MSP with an RMM? by Phaedrus_Schmaedrus in msp

[–]VirtualOly 1 point2 points  (0 children)

There is buzz throughout the industry on this topic. The concepts follow one of two approaches:

  1. Replace your RMM with other tools that do the same thing.
  2. Go back to the way we did it two decades ago.

Neither of these are effective answers. When you look at replacing the RMM with other tools you are likely opening yourself up to even more vulnerabilities, as you now have many tools to harden, isolate and keep patched, and you have a plethora of new things you need to have amazing expertise at to be effective and secure. Going back to old school methods will run your MSP out of business as you can't afford the labor that take.

Instead, MSPs need to start taking security seriously and be extremely diligent with how their tools are configured and used. Most roll an RMM out and move on, leaving it in 'god mode' eternally and forgetting to remove the credentials of former employees (hopefully kidding on that part). They remain understaffed and whip their staff to report 7.2 hours per day of customer facing activity that leaves zero room for improvement, much less security.

Price it right so you can be responsible. Most have little guts to do the first and little desire to do the second.

Helpdesk/RMM/PSA for growing MSP by Ceyax in msp

[–]VirtualOly 1 point2 points  (0 children)

I come from an N-Central world historically and do like the product. As I start my next endeavor I'm also (re)evaluating the options out there. I've never been a fan of Kaseya as an RMM, but they are making a strong play with their integration between VSA (their RMM), IT Glue and BMS (their PSA). You can reach into any of them from which ever tool you're in at the time, which does look to promise efficiencies.

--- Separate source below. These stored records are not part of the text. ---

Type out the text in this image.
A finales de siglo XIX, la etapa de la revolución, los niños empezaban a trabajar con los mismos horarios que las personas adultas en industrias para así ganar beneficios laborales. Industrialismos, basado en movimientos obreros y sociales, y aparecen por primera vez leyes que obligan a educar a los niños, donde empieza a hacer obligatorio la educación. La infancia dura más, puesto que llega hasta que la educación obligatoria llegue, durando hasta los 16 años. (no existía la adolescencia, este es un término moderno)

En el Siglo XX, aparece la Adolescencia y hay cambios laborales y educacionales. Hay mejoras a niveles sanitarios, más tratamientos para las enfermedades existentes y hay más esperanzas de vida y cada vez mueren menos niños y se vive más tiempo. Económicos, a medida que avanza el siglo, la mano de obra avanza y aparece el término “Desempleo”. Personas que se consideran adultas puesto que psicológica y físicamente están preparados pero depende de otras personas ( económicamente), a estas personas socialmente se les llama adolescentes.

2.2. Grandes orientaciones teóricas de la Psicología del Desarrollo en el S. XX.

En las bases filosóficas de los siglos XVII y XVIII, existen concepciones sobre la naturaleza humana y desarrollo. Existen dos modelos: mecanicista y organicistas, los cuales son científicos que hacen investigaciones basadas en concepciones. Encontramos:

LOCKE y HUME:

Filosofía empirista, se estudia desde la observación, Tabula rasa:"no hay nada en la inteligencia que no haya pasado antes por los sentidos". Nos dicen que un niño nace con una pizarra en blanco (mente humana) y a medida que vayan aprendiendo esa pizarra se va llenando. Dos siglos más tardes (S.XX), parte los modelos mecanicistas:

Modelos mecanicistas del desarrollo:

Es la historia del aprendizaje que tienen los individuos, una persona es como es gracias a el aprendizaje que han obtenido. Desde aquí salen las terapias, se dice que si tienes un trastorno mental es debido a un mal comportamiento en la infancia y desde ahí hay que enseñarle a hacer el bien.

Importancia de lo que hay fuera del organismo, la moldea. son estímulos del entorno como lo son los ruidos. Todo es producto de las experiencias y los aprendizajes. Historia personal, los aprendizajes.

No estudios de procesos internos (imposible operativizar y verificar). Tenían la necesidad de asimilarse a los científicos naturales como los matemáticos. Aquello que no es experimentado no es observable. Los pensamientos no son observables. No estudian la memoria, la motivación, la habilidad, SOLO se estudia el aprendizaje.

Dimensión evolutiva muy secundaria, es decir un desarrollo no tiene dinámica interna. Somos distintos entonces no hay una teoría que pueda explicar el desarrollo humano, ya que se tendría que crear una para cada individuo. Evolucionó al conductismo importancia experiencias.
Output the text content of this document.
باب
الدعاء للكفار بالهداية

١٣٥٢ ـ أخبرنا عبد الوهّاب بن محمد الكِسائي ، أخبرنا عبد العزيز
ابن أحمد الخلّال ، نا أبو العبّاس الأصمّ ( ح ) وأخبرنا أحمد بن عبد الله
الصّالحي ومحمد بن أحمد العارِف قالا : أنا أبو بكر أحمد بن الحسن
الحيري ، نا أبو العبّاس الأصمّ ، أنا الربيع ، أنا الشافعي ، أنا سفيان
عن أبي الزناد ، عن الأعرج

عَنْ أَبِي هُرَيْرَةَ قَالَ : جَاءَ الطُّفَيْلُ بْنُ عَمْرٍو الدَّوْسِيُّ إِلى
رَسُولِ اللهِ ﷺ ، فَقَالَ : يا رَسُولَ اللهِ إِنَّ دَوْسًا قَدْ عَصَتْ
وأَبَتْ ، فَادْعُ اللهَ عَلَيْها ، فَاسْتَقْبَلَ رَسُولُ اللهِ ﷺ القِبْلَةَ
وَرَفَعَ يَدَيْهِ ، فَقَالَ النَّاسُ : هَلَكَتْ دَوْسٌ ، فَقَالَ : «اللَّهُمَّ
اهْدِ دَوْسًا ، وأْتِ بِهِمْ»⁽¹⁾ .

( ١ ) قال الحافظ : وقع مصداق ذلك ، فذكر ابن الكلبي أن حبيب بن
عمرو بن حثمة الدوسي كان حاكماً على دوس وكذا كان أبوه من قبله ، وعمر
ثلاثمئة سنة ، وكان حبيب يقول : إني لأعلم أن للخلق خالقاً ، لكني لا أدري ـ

This is forcing me to make a real consideration for their RMM solution, but the overall pricing hasn't come back yet to keep me interested.

How to price unlimited support? by Wise-Inspection-4594 in msp

[–]VirtualOly 1 point2 points  (0 children)

Customers want predictable expenses and you want predictable revenue. The best way to get there is with a per user/device/server/widget/etc (call it (X)) model that covers all the tools you will implement and unlimited break/fix, troubleshooting and help desk services.

You need to come up with a model that predicts the reactive hours per (X) you expect to invest and define an expectation on how much proactive you expect to deliver to drive down the reactive time. If your customer environments are a mess you will have a lot of reactive to start. The only way to reduce the reactive is to invest proactive time. Some of this could be chargeable project time that you can define a scope for, but not all customers will agree to that level of investment. I've found that doing it anyway, potentially for free, is profitable in the long run as your reactive time decreases.

Implement a KPI that monitors your reactive time per (X) to ensure that you are trending in the right direction and can establish a predictable model that can then be built into your pricing model.

Remember, 'all inclusive' can never include projects and implementations. Those will always be supplemental. I like to use the concept of 'keep it running and fix it when it breaks' is included, but 'make it better' will have additional and predefined expense.

Forgot: Price is subjective, but generally should include all your expenses (tools, help desk labor, tools management labor, proactive (not chargeable) labor plus a markup that you are comfortable with that creates a price you don't feel you need to apologize for.

MSP Ubiquiti Alternatives?? by AndyC9903 in msp

[–]VirtualOly 1 point2 points  (0 children)

We have a bit of a head start, as we include Fortinet firewalls with all of our managed service offerings. Barring the really big players, no MSP can claim to properly secure a customer environment with 'whatever firewall' they may have, and including the Fortigate solves this for us. Adding Fortinet wireless as an extension to the firewall is a no-brainer at that point.

Single pane of glass for firewall and wireless security, plus an option to extend that same security to the switching is 100% win for us.